Each issue, Q Fever! presents a challenging clinical conundrum to test readers' problem-solving skills and illustrate bread-and-butter medical principles. Good luck!
E.S. is an 65-year-old male with renal failure on hemodialysis who presents to the Emergency Room with the chief complaint of fevers for five days. Temperatures have been between 100.2F and 102.7F. He has some fatigue and general malasie, but there is no cough, abdominal pain, nausea, vomiting, dysuria, diarrhea, or other symptom.

Past medical history is significant for obesity, end-stage renal disease due to hypertension, and glucose intolerance. He has a dialysis fistula in his right forearm which has been functioning. Last dialysis was yesterday.

He no longer smokes and denies alcohol intake. He is a retired bus driver and is married, with two children of his own and two stepchildren.

Family history is significant for a father who died from complications of diabetes.

On exam, he is in no distress.
Vital signs: BP 160/100, HR 120, R 16, T 102.8F.
Lungs are clear bilaterally.
Heart exam is normal.
Abdomen is soft. Normal bowel sounds. No rebound

or guarding.
Extremities show no edema. The AV fistula in the left forearm is nontender and palpation is normal.

Labs show white cell count of 20K with 85% polys, 2% bands.

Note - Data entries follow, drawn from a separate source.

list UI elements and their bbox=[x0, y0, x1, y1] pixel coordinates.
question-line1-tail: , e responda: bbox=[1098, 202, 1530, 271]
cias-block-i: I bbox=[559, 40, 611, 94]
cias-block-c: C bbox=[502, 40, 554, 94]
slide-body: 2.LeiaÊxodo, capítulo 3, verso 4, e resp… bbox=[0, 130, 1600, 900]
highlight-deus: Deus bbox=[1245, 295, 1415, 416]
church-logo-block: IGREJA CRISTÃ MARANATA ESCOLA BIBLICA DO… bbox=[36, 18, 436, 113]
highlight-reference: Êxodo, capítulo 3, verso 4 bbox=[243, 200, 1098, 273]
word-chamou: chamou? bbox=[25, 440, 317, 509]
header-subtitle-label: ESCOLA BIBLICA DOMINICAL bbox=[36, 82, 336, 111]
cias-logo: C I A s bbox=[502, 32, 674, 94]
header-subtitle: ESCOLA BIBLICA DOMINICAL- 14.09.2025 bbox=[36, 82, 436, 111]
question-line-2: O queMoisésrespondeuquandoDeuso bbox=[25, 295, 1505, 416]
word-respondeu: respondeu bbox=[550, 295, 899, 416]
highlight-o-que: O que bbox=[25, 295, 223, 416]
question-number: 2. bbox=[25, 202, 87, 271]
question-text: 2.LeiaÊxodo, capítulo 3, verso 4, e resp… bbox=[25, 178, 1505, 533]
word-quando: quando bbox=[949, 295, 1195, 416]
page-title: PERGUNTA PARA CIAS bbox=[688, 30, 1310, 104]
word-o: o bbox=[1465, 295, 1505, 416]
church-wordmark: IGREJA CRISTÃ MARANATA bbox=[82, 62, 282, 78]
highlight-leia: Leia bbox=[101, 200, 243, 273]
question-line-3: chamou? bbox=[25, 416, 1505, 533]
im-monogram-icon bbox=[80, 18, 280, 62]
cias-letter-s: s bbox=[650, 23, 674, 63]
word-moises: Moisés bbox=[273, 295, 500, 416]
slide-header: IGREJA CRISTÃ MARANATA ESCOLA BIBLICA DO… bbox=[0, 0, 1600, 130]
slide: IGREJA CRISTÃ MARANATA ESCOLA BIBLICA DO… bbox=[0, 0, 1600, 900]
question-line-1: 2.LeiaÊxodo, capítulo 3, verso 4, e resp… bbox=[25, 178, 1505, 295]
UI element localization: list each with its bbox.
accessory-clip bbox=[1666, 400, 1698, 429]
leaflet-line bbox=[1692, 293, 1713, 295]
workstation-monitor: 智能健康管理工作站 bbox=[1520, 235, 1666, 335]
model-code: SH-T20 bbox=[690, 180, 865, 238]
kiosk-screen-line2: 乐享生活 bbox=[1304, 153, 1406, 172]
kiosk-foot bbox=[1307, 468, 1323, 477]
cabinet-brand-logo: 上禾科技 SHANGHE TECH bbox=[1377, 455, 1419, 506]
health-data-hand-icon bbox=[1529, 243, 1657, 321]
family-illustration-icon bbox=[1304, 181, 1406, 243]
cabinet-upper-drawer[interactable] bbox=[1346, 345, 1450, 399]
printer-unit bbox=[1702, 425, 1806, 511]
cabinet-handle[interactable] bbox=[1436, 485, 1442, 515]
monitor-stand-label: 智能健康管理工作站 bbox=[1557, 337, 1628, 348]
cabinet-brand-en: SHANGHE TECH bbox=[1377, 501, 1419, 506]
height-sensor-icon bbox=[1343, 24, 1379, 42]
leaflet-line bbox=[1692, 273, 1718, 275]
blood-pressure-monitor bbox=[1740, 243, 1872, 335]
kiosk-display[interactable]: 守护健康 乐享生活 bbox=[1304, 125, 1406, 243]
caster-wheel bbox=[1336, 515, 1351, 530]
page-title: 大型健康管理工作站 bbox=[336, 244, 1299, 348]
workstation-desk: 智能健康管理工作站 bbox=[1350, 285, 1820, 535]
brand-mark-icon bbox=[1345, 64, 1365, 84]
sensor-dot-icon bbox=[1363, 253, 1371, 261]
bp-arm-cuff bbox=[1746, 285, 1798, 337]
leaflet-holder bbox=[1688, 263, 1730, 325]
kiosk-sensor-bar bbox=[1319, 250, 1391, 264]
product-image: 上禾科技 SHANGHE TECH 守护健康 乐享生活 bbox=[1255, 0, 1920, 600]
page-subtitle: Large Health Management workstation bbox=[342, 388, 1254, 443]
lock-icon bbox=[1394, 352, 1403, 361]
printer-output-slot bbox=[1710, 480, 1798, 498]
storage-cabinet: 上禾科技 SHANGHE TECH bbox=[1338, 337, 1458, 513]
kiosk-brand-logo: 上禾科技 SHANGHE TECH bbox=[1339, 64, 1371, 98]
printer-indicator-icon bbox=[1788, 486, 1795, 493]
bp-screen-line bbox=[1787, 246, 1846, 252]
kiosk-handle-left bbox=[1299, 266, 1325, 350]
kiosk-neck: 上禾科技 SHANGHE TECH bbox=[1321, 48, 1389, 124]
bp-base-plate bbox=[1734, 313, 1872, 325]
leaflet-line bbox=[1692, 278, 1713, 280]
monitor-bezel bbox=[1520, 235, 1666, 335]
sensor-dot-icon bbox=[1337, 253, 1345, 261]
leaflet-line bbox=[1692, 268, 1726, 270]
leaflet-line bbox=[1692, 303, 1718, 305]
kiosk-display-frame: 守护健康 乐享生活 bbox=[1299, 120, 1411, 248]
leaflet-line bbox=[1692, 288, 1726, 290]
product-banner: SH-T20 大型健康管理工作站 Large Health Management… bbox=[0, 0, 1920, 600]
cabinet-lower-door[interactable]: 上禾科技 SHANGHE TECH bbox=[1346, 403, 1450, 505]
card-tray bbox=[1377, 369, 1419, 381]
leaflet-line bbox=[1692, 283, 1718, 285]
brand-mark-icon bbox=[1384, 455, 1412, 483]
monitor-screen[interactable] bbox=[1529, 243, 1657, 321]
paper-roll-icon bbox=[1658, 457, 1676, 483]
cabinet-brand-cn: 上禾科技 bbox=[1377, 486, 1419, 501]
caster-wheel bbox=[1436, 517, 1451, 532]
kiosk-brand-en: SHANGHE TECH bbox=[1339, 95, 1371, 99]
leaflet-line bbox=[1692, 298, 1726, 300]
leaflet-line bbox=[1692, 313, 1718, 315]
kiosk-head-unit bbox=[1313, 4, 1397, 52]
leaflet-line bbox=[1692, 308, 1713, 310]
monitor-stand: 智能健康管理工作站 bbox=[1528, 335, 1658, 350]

BUN/Cr is 77/6.5. Other electrolytes, including potassium, are normal. A chest x-ray is performed, which is normal. Blood is sent to the lab for culture.

You are puzzled until a small light suddenly flicks on in midair above your head representing a bright idea you are having.

Remembering something you learned as a hospital volunteer in junior high school, you scamper off to the laboratory, obtain a sample of the patient's blood, perform a quick Gram's stain while no one's paying attention, and slip the slide under a microscope.

At 100X magnification, you discover:

What's going on?

 


Answer:

Staph Oreos

 

This patient, an obese 65-year-old male on dialysis, has a Staph Oreos bacteremia.

Upon further questioning, the patient admits to eating about thirty Oreos in one sitting on the day prior to the onset of fevers.

Examination of the Gram's stain reveals the presence of more than 100,000 colony forming units of Staph Oreos, the tastebud-tempting chocolate wafers with delicious vanilla creme filling that millions have come to know and love.

You start the patient empirically on vancomycin intravenously, knowing that most Staph Oreos are not only resistant to methicillin, but also impossible to resist!

The final cuture result three days later will prove your intuition correct. Had you waited until then to start antibiotics, however, the situation may well have become a full-blown Staph Oreos Double Delight Peanut Butter & Chocolate sepsis.

Even worse, patients with dialysis fistulas are prone to develop the dreaded complication Creme-emia when Staph Oreos get lodged in their shunts.

Luckily, your patient goes on to full recovery, and is discharged home in hale and hearty health. Cautioning him to choose his snack cookies more wisely in the future, you close the book on another job well done.